Nous publions dans ce numéro la résolution sur la situa­tion internationale adoptée par le 8ème Congrès du CCI. Cette résolution se base sur un rapport très détaillé dont la longueur ne nous permet pas de le publier dans ce numéro de la Revue. Cependant, compte tenu du caractère synthé­tique de cette résolution, nous avons estimé utile de la faire précéder par des extraits, non du rapport lui-même, mais de la présentation qui en a été faite au Congrès-même, extraits que nous avons accompagnés d'un certain nombre de données prélevées dans le rapport.

Habituellement, le rapport pour un congrès tend compte de l'évolution de la situation depuis le congrès précédent. En particulier, il examine dans quelle mesure les perspectives qui avaient été dégagées deux ans auparavant se sont vérifiées. Pour sa part, le présent rapport ne se contente pas de prendre en compte les deux dernières années. Il se propose de faire un bilan pour l'ensemble des années 80, celles que nous avons appelées "les années de vérité".

Pourquoi un tel choix ?

Parce qu'au début de la décennie, nous avions annoncé que celle-ci allait représenter tout un tournant dans l'évolution de la situation internationale. Un tournant entre :

-  une période où la bourgeoisie avait encore tenté de masquer à la classe ouvrière -et à elle-même- la gravité des convulsions de son système ;

-  et une période où ces convulsions allaient atteindre un tel ni­veau, qu'elle ne pourrait plus cacher comme auparavant l'impasse où se trouve le capitalisme, une période où cette impasse s'afficherait toujours plus aux yeux de l'ensemble de la société.

Cette différence entre ces deux périodes devait évidemment se répercuter sur tous les aspects de la situation mondiale. Elle devait en particulier souligner le niveau des enjeux présents des combats de la classe ouvrière.

Pour le présent Congrès, qui est le dernier congrès des années 80, il était donc important de vérifier la validité de cette orientation générale que nous avions adoptée il y a dix ans.

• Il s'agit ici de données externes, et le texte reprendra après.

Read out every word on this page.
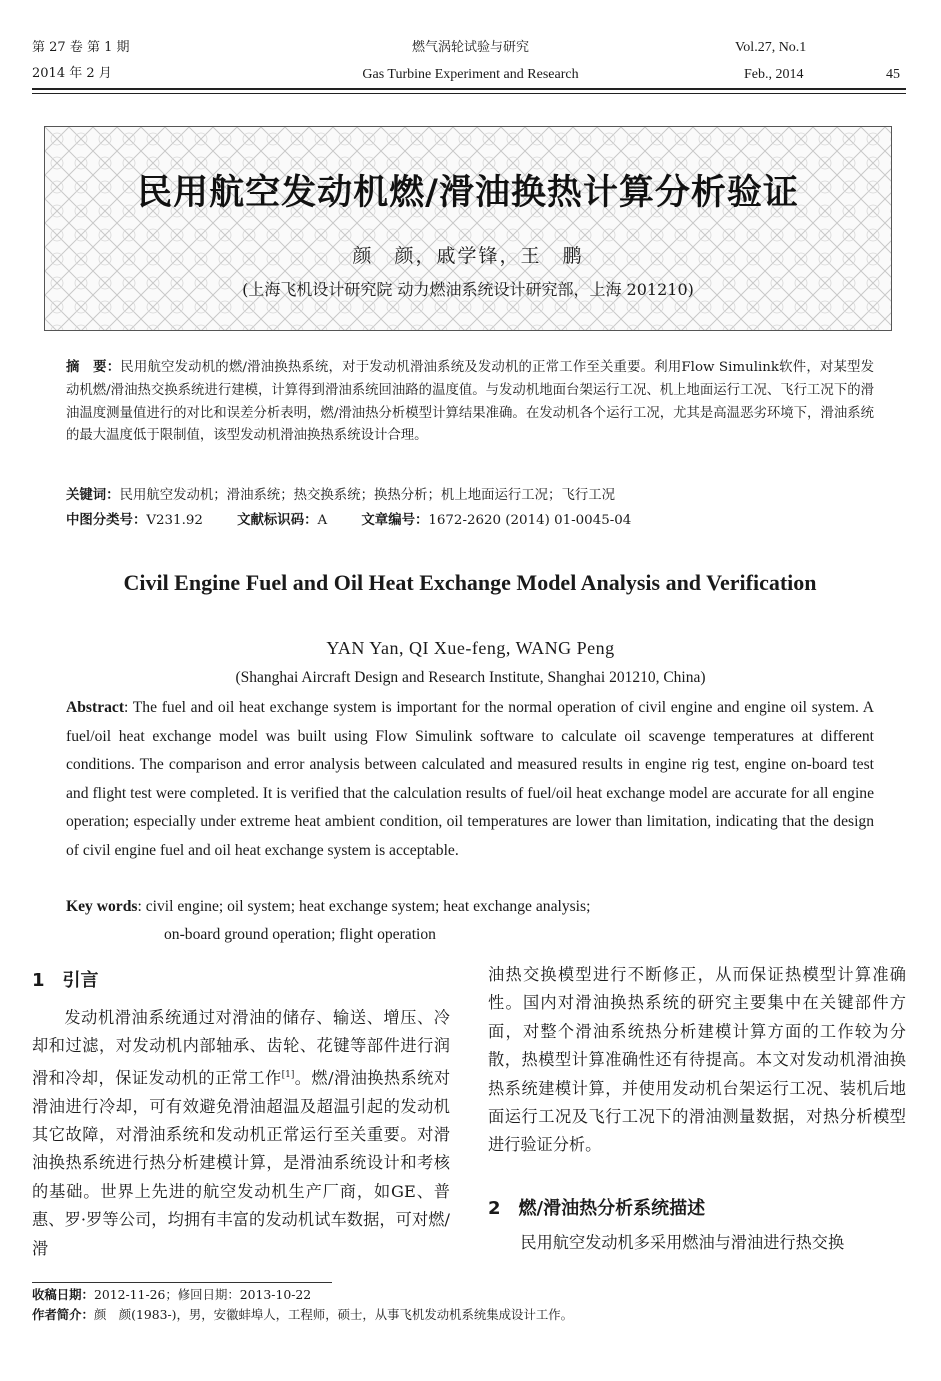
第 27 卷 第 1 期	燃气涡轮试验与研究	Vol.27, No.1
2014 年 2 月	Gas Turbine Experiment and Research	Feb., 2014	45
民用航空发动机燃/滑油换热计算分析验证
颜　颜，戚学锋，王　鹏
(上海飞机设计研究院 动力燃油系统设计研究部，上海 201210)
摘　要：民用航空发动机的燃/滑油换热系统，对于发动机滑油系统及发动机的正常工作至关重要。利用Flow Simulink软件，对某型发动机燃/滑油热交换系统进行建模，计算得到滑油系统回油路的温度值。与发动机地面台架运行工况、机上地面运行工况、飞行工况下的滑油温度测量值进行的对比和误差分析表明，燃/滑油热分析模型计算结果准确。在发动机各个运行工况，尤其是高温恶劣环境下，滑油系统的最大温度低于限制值，该型发动机滑油换热系统设计合理。
关键词：民用航空发动机；滑油系统；热交换系统；换热分析；机上地面运行工况；飞行工况
中图分类号：V231.92	文献标识码：A	文章编号：1672-2620 (2014) 01-0045-04
Civil Engine Fuel and Oil Heat Exchange Model Analysis and Verification
YAN Yan, QI Xue-feng, WANG Peng
(Shanghai Aircraft Design and Research Institute, Shanghai 201210, China)
Abstract: The fuel and oil heat exchange system is important for the normal operation of civil engine and engine oil system. A fuel/oil heat exchange model was built using Flow Simulink software to calculate oil scavenge temperatures at different conditions. The comparison and error analysis between calculated and measured results in engine rig test, engine on-board test and flight test were completed. It is verified that the calculation results of fuel/oil heat exchange model are accurate for all engine operation; especially under extreme heat ambient condition, oil temperatures are lower than limitation, indicating that the design of civil engine fuel and oil heat exchange system is acceptable.
Key words: civil engine; oil system; heat exchange system; heat exchange analysis;
on-board ground operation; flight operation
1　引言
发动机滑油系统通过对滑油的储存、输送、增压、冷却和过滤，对发动机内部轴承、齿轮、花键等部件进行润滑和冷却，保证发动机的正常工作[1]。燃/滑油换热系统对滑油进行冷却，可有效避免滑油超温及超温引起的发动机其它故障，对滑油系统和发动机正常运行至关重要。对滑油换热系统进行热分析建模计算，是滑油系统设计和考核的基础。世界上先进的航空发动机生产厂商，如GE、普惠、罗·罗等公司，均拥有丰富的发动机试车数据，可对燃/滑
油热交换模型进行不断修正，从而保证热模型计算准确性。国内对滑油换热系统的研究主要集中在关键部件方面，对整个滑油系统热分析建模计算方面的工作较为分散，热模型计算准确性还有待提高。本文对发动机滑油换热系统建模计算，并使用发动机台架运行工况、装机后地面运行工况及飞行工况下的滑油测量数据，对热分析模型进行验证分析。
2　燃/滑油热分析系统描述
民用航空发动机多采用燃油与滑油进行热交换
收稿日期：2012-11-26；修回日期：2013-10-22
作者简介：颜　颜(1983-)，男，安徽蚌埠人，工程师，硕士，从事飞机发动机系统集成设计工作。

Il importait notamment de mettre en évidence qu'à aucun mo­ment cette orientation n'avait été démentie, en particulier face aux doutes et fluctuations qui peuvent exister dans l'ensemble du milieu politique prolétarien et qui tendent à sous-estimer les enjeux de la période présente, et particulièrement l'importance des combats de la classe ouvrière.

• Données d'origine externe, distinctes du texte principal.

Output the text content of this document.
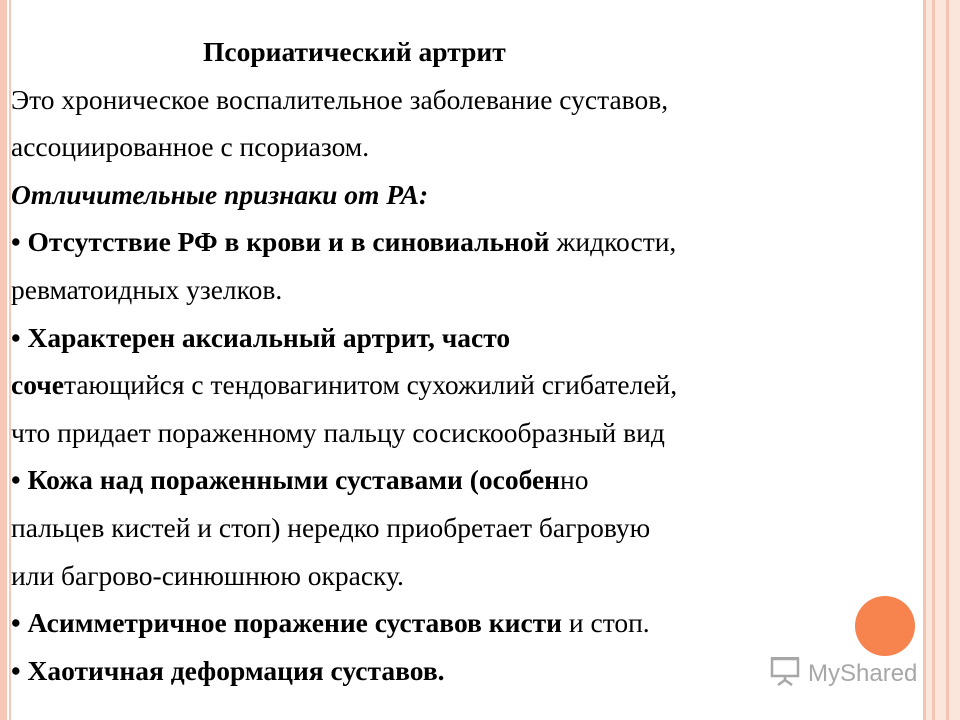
Псориатический артрит
Это хроническое воспалительное заболевание суставов,
ассоциированное с псориазом.
Отличительные признаки от РА:
• Отсутствие РФ в крови и в синовиальной жидкости,
ревматоидных узелков.
• Характерен аксиальный артрит, часто
сочетающийся с тендовагинитом сухожилий сгибателей,
что придает пораженному пальцу сосискообразный вид
• Кожа над пораженными суставами (особенно
пальцев кистей и стоп) нередко приобретает багровую
или багрово-синюшнюю окраску.
• Асимметричное поражение суставов кисти и стоп.
• Хаотичная деформация суставов.	MyShared
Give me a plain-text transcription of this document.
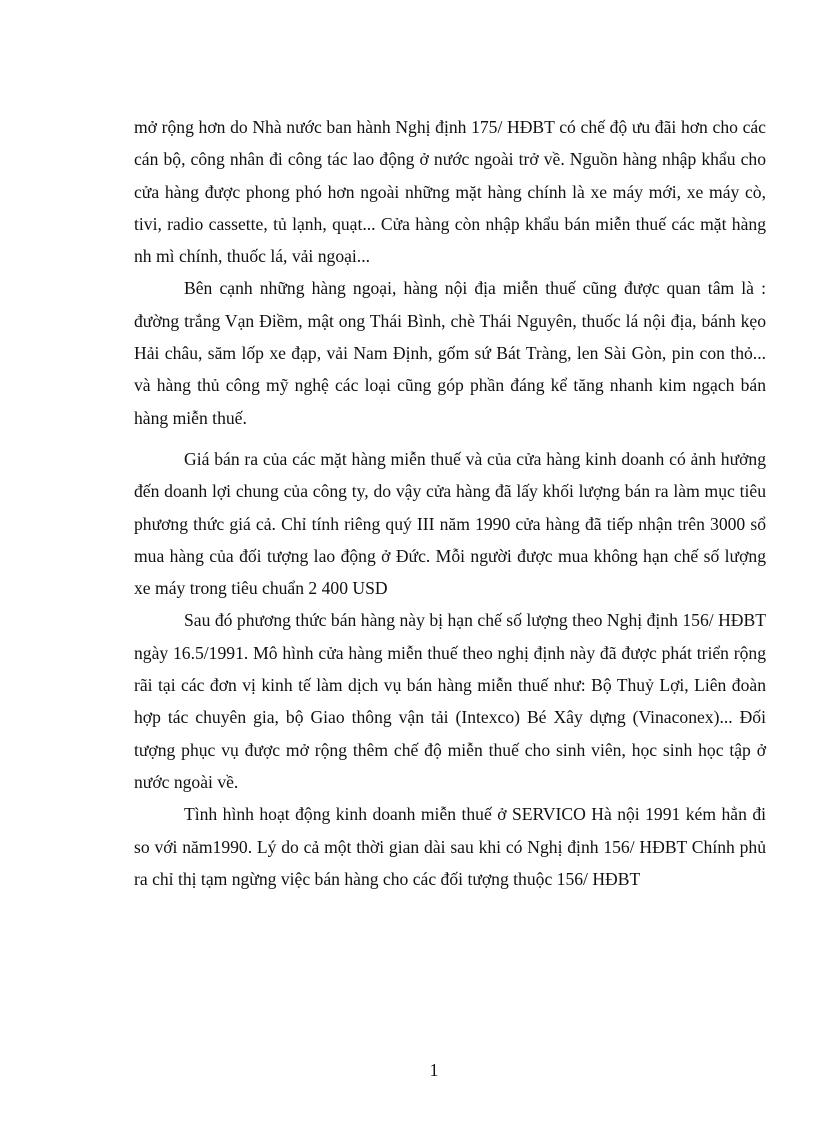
mở rộng hơn do Nhà nước ban hành Nghị định 175/ HĐBT có chế độ ưu đãi hơn cho các cán bộ, công nhân đi công tác lao động ở nước ngoài trở về. Nguồn hàng nhập khẩu cho cửa hàng được phong phó hơn ngoài những mặt hàng chính là xe máy mới, xe máy cò, tivi, radio cassette, tủ lạnh, quạt... Cửa hàng còn nhập khẩu bán miễn thuế các mặt hàng nh mì chính, thuốc lá, vải ngoại...

Bên cạnh những hàng ngoại, hàng nội địa miễn thuế cũng được quan tâm là : đường trắng Vạn Điềm, mật ong Thái Bình, chè Thái Nguyên, thuốc lá nội địa, bánh kẹo Hải châu, săm lốp xe đạp, vải Nam Định, gốm sứ Bát Tràng, len Sài Gòn, pin con thỏ... và hàng thủ công mỹ nghệ các loại cũng góp phần đáng kể tăng nhanh kim ngạch bán hàng miễn thuế.

Giá bán ra của các mặt hàng miễn thuế và của cửa hàng kinh doanh có ảnh hưởng đến doanh lợi chung của công ty, do vậy cửa hàng đã lấy khối lượng bán ra làm mục tiêu phương thức giá cả. Chỉ tính riêng quý III năm 1990 cửa hàng đã tiếp nhận trên 3000 sổ mua hàng của đối tượng lao động ở Đức. Mỗi người được mua không hạn chế số lượng xe máy trong tiêu chuẩn 2 400 USD

Sau đó phương thức bán hàng này bị hạn chế số lượng theo Nghị định 156/ HĐBT ngày 16.5/1991. Mô hình cửa hàng miễn thuế theo nghị định này đã được phát triển rộng rãi tại các đơn vị kinh tế làm dịch vụ bán hàng miễn thuế như: Bộ Thuỷ Lợi, Liên đoàn hợp tác chuyên gia, bộ Giao thông vận tải (Intexco) Bé Xây dựng (Vinaconex)... Đối tượng phục vụ được mở rộng thêm chế độ miễn thuế cho sinh viên, học sinh học tập ở nước ngoài về.

Tình hình hoạt động kinh doanh miễn thuế ở SERVICO Hà nội 1991 kém hẳn đi so với năm1990. Lý do cả một thời gian dài sau khi có Nghị định 156/ HĐBT Chính phủ ra chỉ thị tạm ngừng việc bán hàng cho các đối tượng thuộc 156/ HĐBT

1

Quels sont les points qu'il convient de souligner particulièrement pour ce Congrès ?

SUR LA CRISE ECONOMIQUE

Il est indispensable que le congrès parvienne à une pleine clarté sur ce sujet. En particulier, avant même de dégager les perspectives catastrophiques de l'évolution du capitalisme dans les années qui viennent, il importe de mettre en évidence toute la gravité de la crise telle qu'elle s'est déjà manifestée jusqu'à présent.

Pourquoi est-il nécessaire de faire un tel bilan ?

1°) Pour une première raison évidente : notre capacité à déga­ger les perspectives futures du capitalisme dépend étroitement de la validité du cadre d'analyse que nous nous sommes donné pour analyser la situation passée.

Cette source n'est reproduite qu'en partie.